A firebrand he aint

Crean came, and Crean went.

Watching him in action this evening at Melbourne University was rather underwhelming. Looking at the body language, the tone and the complete lack of ideas, it seems that Crean still has quite got over being dumped as Labor leader. Despite a promising, although slightly earnest, theme - Young People and Australian Politics - Crean managed to completely lack inspiration. He spent some time rehashing Beazley's budget reply *yawn*, then went on to excuse the utter mediocrity of Labor in opposition. No hopes, no dreams, no inspiring words to give hope the true believers. This was a colour-by-numbers speech.

One of the more frustrating aspects of Crean's talk was an aspect that has long frustated me about the Labor Party - they're critical of the government for its supposed lack of generousity with the spending of the surplus, but completely lack any acknowledgement that the reason the surplus exists in the first place is frugal economic management. Having said that, there's merit to Crean's push for infrastructure spending, a long term investment that will pay long term dividends.

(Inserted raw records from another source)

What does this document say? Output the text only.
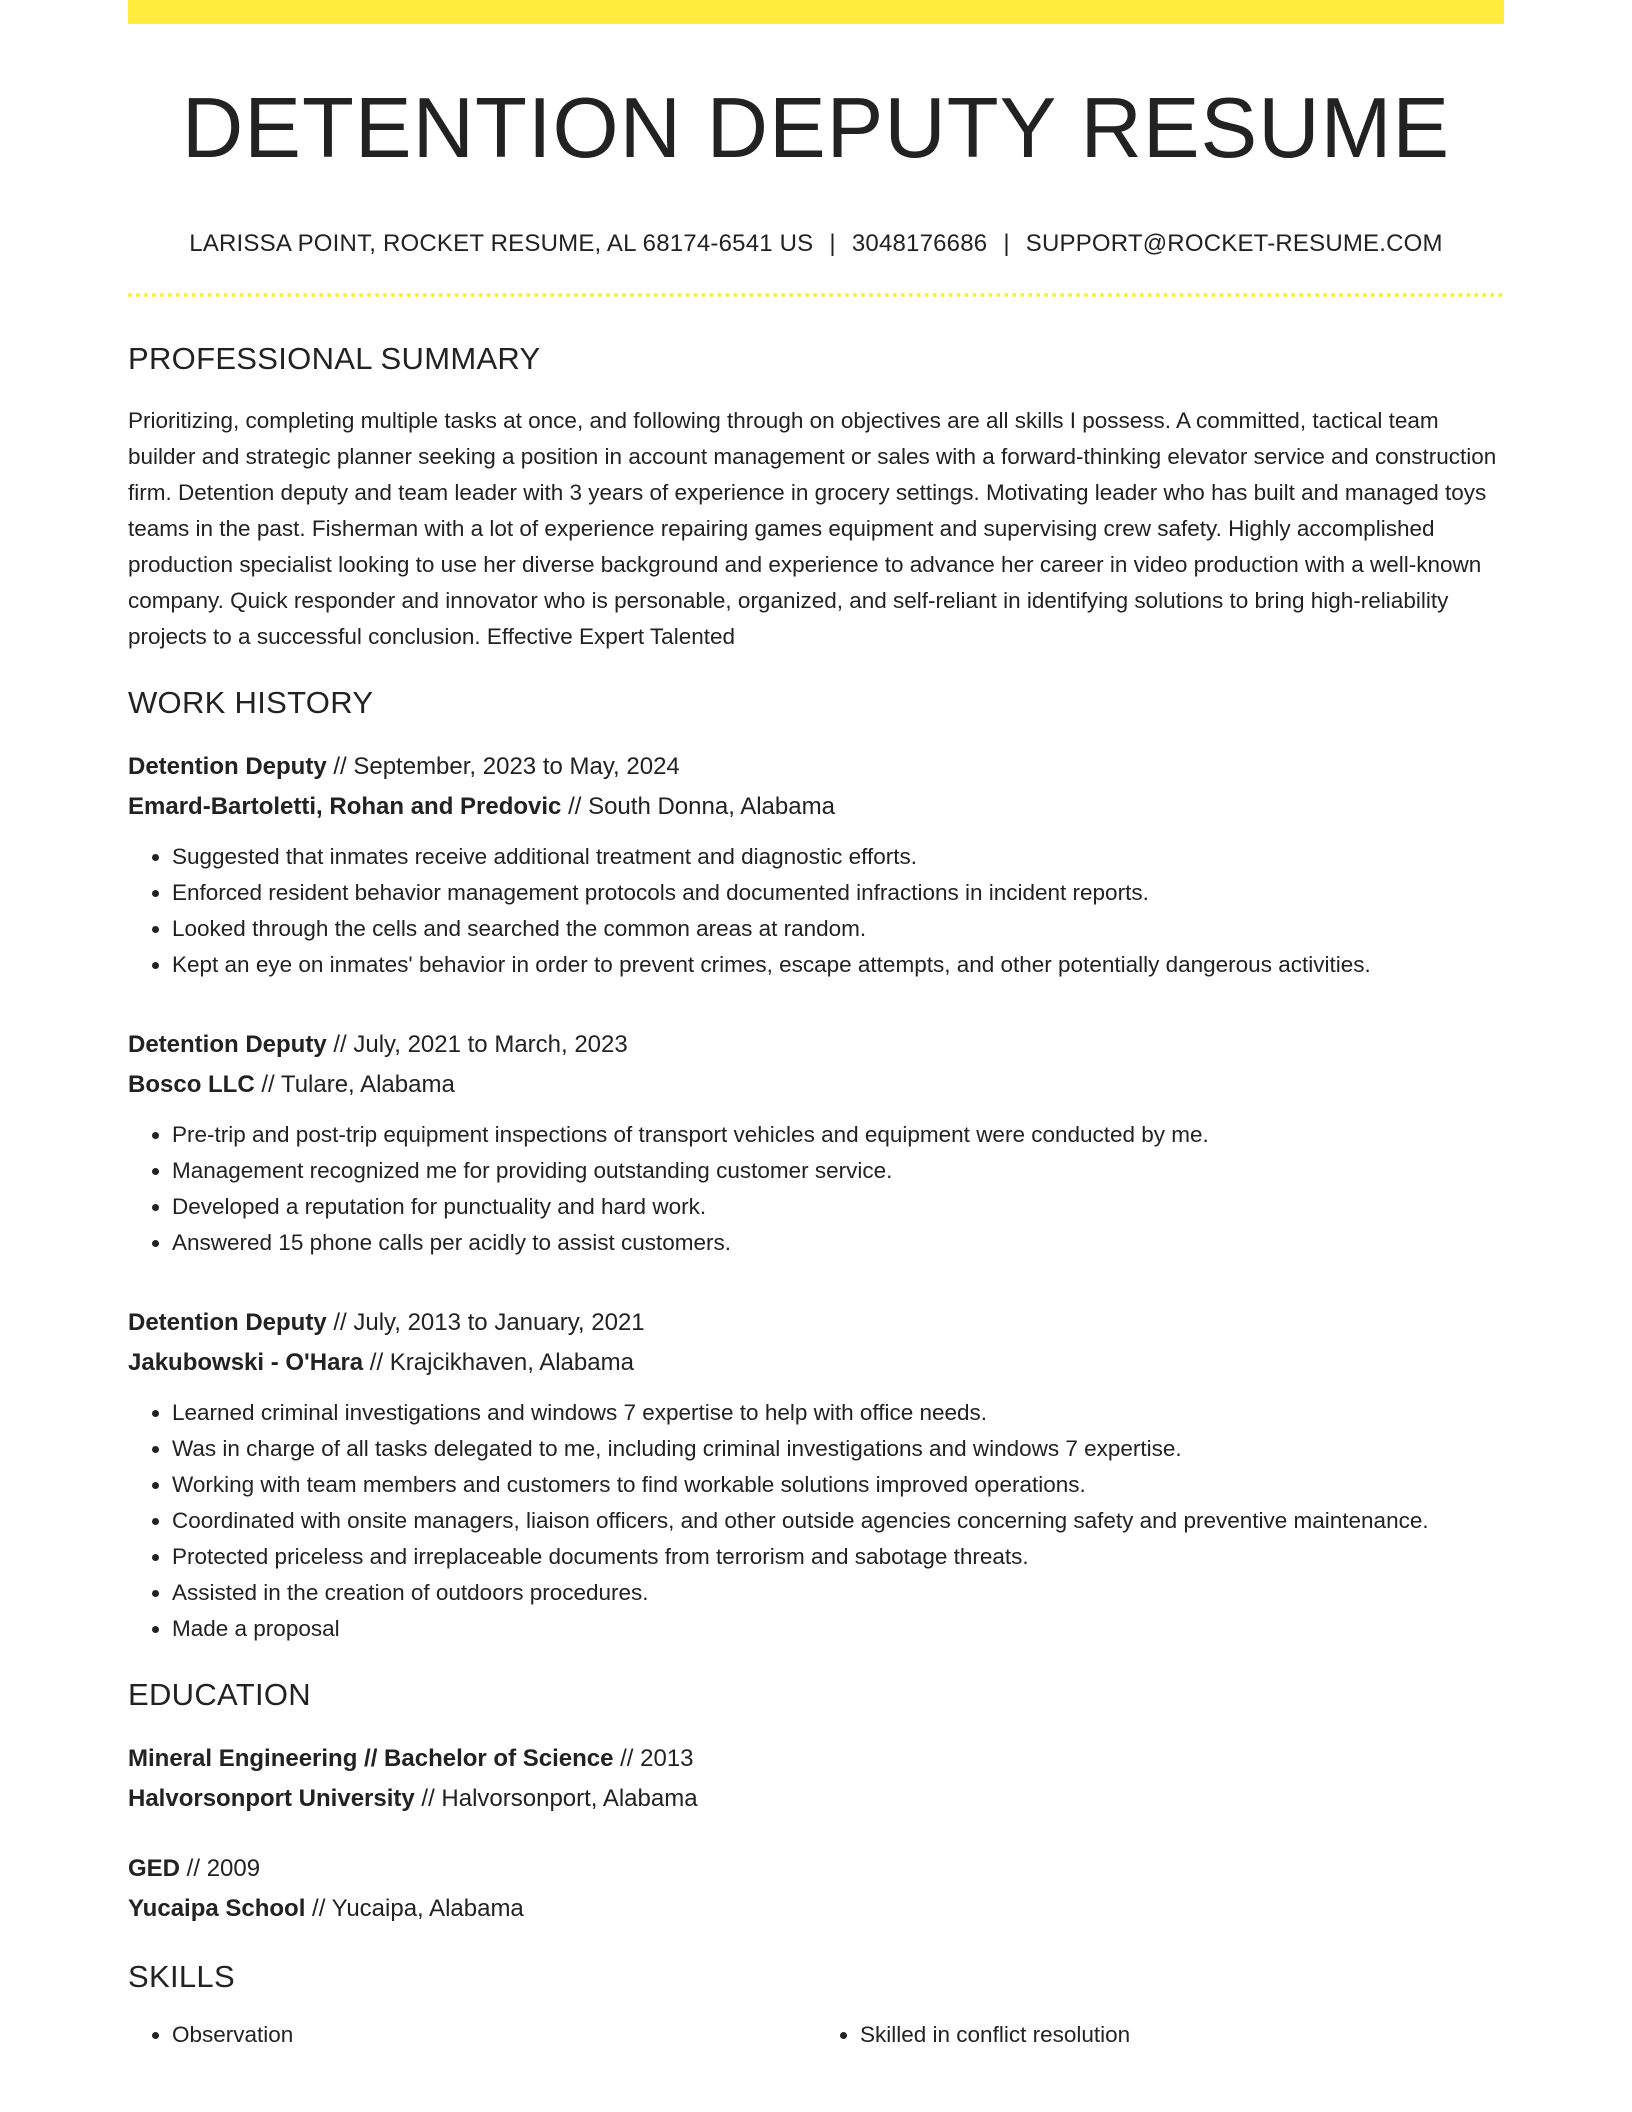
DETENTION DEPUTY RESUME
LARISSA POINT, ROCKET RESUME, AL 68174-6541 US | 3048176686 | SUPPORT@ROCKET-RESUME.COM
PROFESSIONAL SUMMARY
Prioritizing, completing multiple tasks at once, and following through on objectives are all skills I possess. A committed, tactical team builder and strategic planner seeking a position in account management or sales with a forward-thinking elevator service and construction firm. Detention deputy and team leader with 3 years of experience in grocery settings. Motivating leader who has built and managed toys teams in the past. Fisherman with a lot of experience repairing games equipment and supervising crew safety. Highly accomplished production specialist looking to use her diverse background and experience to advance her career in video production with a well-known company. Quick responder and innovator who is personable, organized, and self-reliant in identifying solutions to bring high-reliability projects to a successful conclusion. Effective Expert Talented
WORK HISTORY
Detention Deputy // September, 2023 to May, 2024
Emard-Bartoletti, Rohan and Predovic // South Donna, Alabama
• Suggested that inmates receive additional treatment and diagnostic efforts.
• Enforced resident behavior management protocols and documented infractions in incident reports.
• Looked through the cells and searched the common areas at random.
• Kept an eye on inmates' behavior in order to prevent crimes, escape attempts, and other potentially dangerous activities.
Detention Deputy // July, 2021 to March, 2023
Bosco LLC // Tulare, Alabama
• Pre-trip and post-trip equipment inspections of transport vehicles and equipment were conducted by me.
• Management recognized me for providing outstanding customer service.
• Developed a reputation for punctuality and hard work.
• Answered 15 phone calls per acidly to assist customers.
Detention Deputy // July, 2013 to January, 2021
Jakubowski - O'Hara // Krajcikhaven, Alabama
• Learned criminal investigations and windows 7 expertise to help with office needs.
• Was in charge of all tasks delegated to me, including criminal investigations and windows 7 expertise.
• Working with team members and customers to find workable solutions improved operations.
• Coordinated with onsite managers, liaison officers, and other outside agencies concerning safety and preventive maintenance.
• Protected priceless and irreplaceable documents from terrorism and sabotage threats.
• Assisted in the creation of outdoors procedures.
• Made a proposal
EDUCATION
Mineral Engineering // Bachelor of Science // 2013
Halvorsonport University // Halvorsonport, Alabama
GED // 2009
Yucaipa School // Yucaipa, Alabama
SKILLS
• Observation
•	Skilled in conflict resolution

Given Crean's lack of enthusiasm, you have to wonder why he bothered putting up a fight for preselection earlier this year. His chances of being leader again are almost zero, he also seems unlikely to be a senior minister when the ALP return to government, with the post-Keating era MPs the likely stars of the future. Unfortunately he lacks the gravitas to be a backbench intellectual, in the tradition of Barry Jones.

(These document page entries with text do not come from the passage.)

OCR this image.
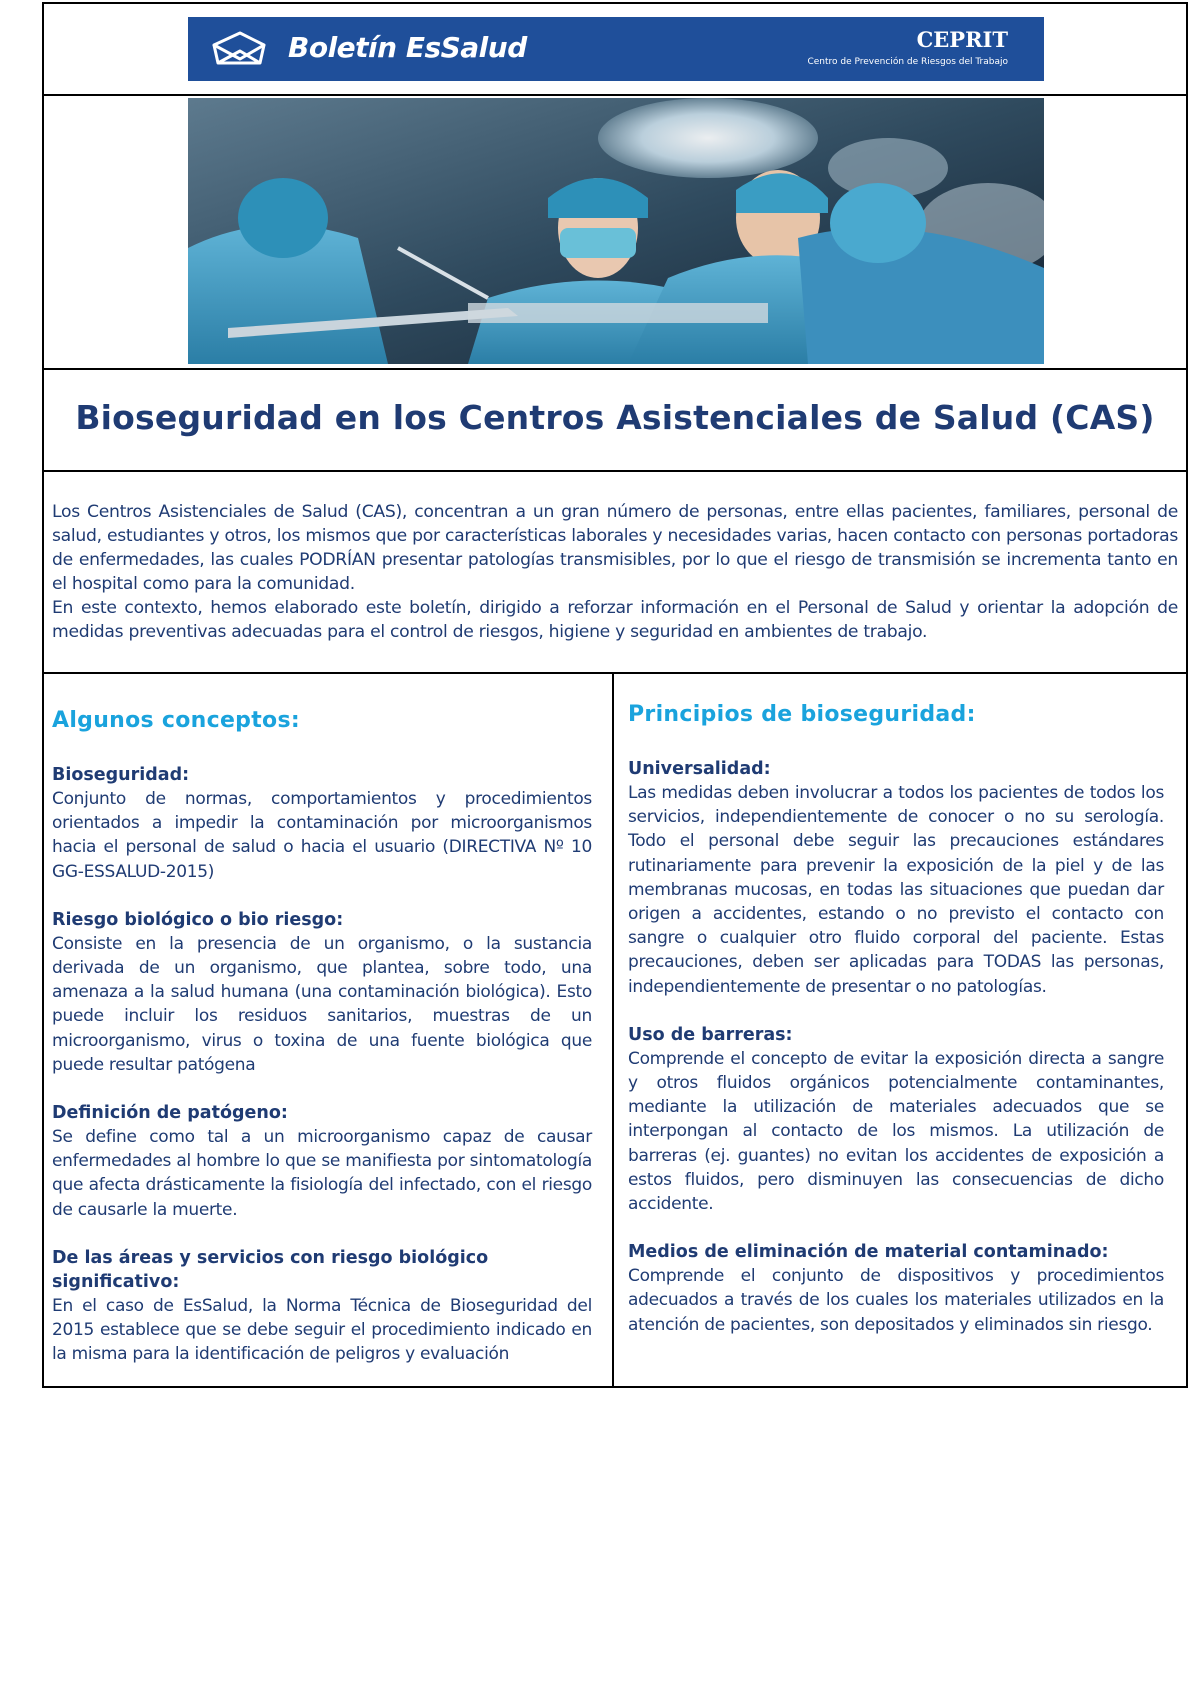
Boletín EsSalud	CEPRIT
Centro de Prevención de Riesgos del Trabajo
Bioseguridad en los Centros Asistenciales de Salud (CAS)

Los Centros Asistenciales de Salud (CAS), concentran a un gran número de personas, entre ellas pacientes, familiares, personal de salud, estudiantes y otros, los mismos que por características laborales y necesidades varias, hacen contacto con personas portadoras de enfermedades, las cuales PODRÍAN presentar patologías transmisibles, por lo que el riesgo de transmisión se incrementa tanto en el hospital como para la comunidad.

En este contexto, hemos elaborado este boletín, dirigido a reforzar información en el Personal de Salud y orientar la adopción de medidas preventivas adecuadas para el control de riesgos, higiene y seguridad en ambientes de trabajo.

Algunos conceptos:
Bioseguridad:
Conjunto de normas, comportamientos y procedimientos orientados a impedir la contaminación por microorganismos hacia el personal de salud o hacia el usuario (DIRECTIVA Nº 10 GG-ESSALUD-2015)
Riesgo biológico o bio riesgo:
Consiste en la presencia de un organismo, o la sustancia derivada de un organismo, que plantea, sobre todo, una amenaza a la salud humana (una contaminación biológica). Esto puede incluir los residuos sanitarios, muestras de un microorganismo, virus o toxina de una fuente biológica que puede resultar patógena
Definición de patógeno:
Se define como tal a un microorganismo capaz de causar enfermedades al hombre lo que se manifiesta por sintomatología que afecta drásticamente la fisiología del infectado, con el riesgo de causarle la muerte.
De las áreas y servicios con riesgo biológico significativo:
En el caso de EsSalud, la Norma Técnica de Bioseguridad del 2015 establece que se debe seguir el procedimiento indicado en la misma para la identificación de peligros y evaluación
Principios de bioseguridad:
Universalidad:
Las medidas deben involucrar a todos los pacientes de todos los servicios, independientemente de conocer o no su serología. Todo el personal debe seguir las precauciones estándares rutinariamente para prevenir la exposición de la piel y de las membranas mucosas, en todas las situaciones que puedan dar origen a accidentes, estando o no previsto el contacto con sangre o cualquier otro fluido corporal del paciente. Estas precauciones, deben ser aplicadas para TODAS las personas, independientemente de presentar o no patologías.
Uso de barreras:
Comprende el concepto de evitar la exposición directa a sangre y otros fluidos orgánicos potencialmente contaminantes, mediante la utilización de materiales adecuados que se interpongan al contacto de los mismos. La utilización de barreras (ej. guantes) no evitan los accidentes de exposición a estos fluidos, pero disminuyen las consecuencias de dicho accidente.
Medios de eliminación de material contaminado:
Comprende el conjunto de dispositivos y procedimientos adecuados a través de los cuales los materiales utilizados en la atención de pacientes, son depositados y eliminados sin riesgo.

So what does the future hold for Crean? If tonight is any indication, a decent superannuation payout and a lie down is the answer.

Comments

K said…
"they're critical of the government for its supposed lack of generousity with the spending of the surplus, but completely lack any acknowledgement that the reason the surplus exists in the first place is frugal economic management"

Yes but at what cost?

I sat in a conference today discussing homeless children and only one issue where funding has been cut: housing. I don't know about you but I would prefer to have a little less surplus and a little more compassion and funding for things that matter (not helping those who earns $250,000+ save a few more dollars).
Anonymous said…
Ari,

Keep up the good work.

See ya Friday night at my house.

Luv aunty
Anonymous said…
"they're critical of the government for its supposed lack of generousity with the spending of the surplus, but completely lack any acknowledgement that the reason the surplus exists in the first place is frugal economic management"

DUDE! That is not cool!

The surplus exists because of economic conditions beyond the control of the government. The reasources boom is not the creation of Howard Government Policy.

If you look closely enough, you'll see that Victoria and NSW are in what some might call a recession. Jobs demand is strongest in reasource rich states.

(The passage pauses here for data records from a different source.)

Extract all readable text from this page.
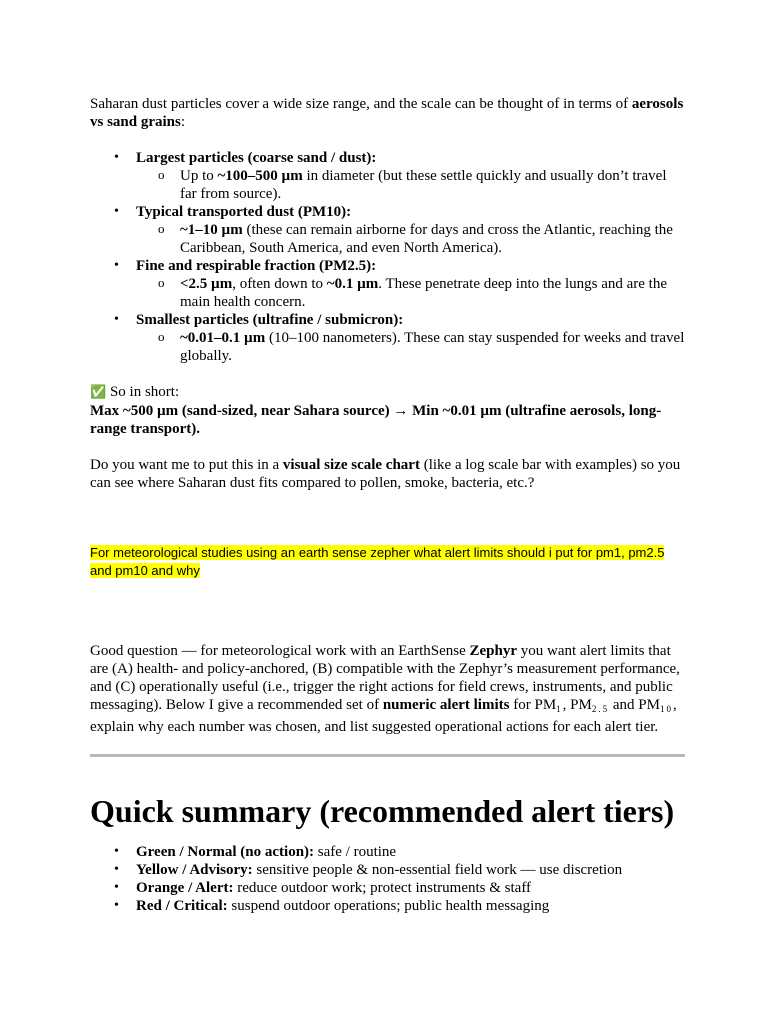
Saharan dust particles cover a wide size range, and the scale can be thought of in terms of aerosols vs sand grains:

• Largest particles (coarse sand / dust):
o Up to ~100–500 µm in diameter (but these settle quickly and usually don’t travel far from source).
• Typical transported dust (PM10):
o ~1–10 µm (these can remain airborne for days and cross the Atlantic, reaching the Caribbean, South America, and even North America).
• Fine and respirable fraction (PM2.5):
o <2.5 µm, often down to ~0.1 µm. These penetrate deep into the lungs and are the main health concern.
• Smallest particles (ultrafine / submicron):
o ~0.01–0.1 µm (10–100 nanometers). These can stay suspended for weeks and travel globally.

✅ So in short:

Max ~500 µm (sand-sized, near Sahara source) → Min ~0.01 µm (ultrafine aerosols, long-range transport).

Do you want me to put this in a visual size scale chart (like a log scale bar with examples) so you can see where Saharan dust fits compared to pollen, smoke, bacteria, etc.?

For meteorological studies using an earth sense zepher what alert limits should i put for pm1, pm2.5 and pm10 and why

Good question — for meteorological work with an EarthSense Zephyr you want alert limits that are (A) health- and policy-anchored, (B) compatible with the Zephyr’s measurement performance, and (C) operationally useful (i.e., trigger the right actions for field crews, instruments, and public messaging). Below I give a recommended set of numeric alert limits for $PM_1$, $PM_{2.5}$ and $PM_{10}$, explain why each number was chosen, and list suggested operational actions for each alert tier.

Quick summary (recommended alert tiers)
• Green / Normal (no action): safe / routine
• Yellow / Advisory: sensitive people & non-essential field work — use discretion
• Orange / Alert: reduce outdoor work; protect instruments & staff
• Red / Critical: suspend outdoor operations; public health messaging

The half-joke half-truth before the last election is that it, or maybe the next, is the election you want to lose. Interest Rates have seen their low point and we are moving into a tightening cycle. Unemployment is as low as it is going to get. Lose this one, and underlying economy is going to make the new entrants look like bad managers.

I was disgusted also at seeing Labor bang on that the tax cuts were not enough, that we should have been given more. It was a demonstration of the manner in which they're about the "game" of politics rather than good policy. There was no reminding people that Costello's first budgets were all about cutting spending and paying down debt. Now that the debt is down, the services haven't been returned, and when you get handed a tax cut out of the surplus it means another round of service cuts to come in future when the economy isn't stuffing so much cash into government coffers. Its short sighted and frustrating.

And that's what Australia voted for!
boy_fromOz said…
should a government get credit for a surplus that they splurge at the first opportunity?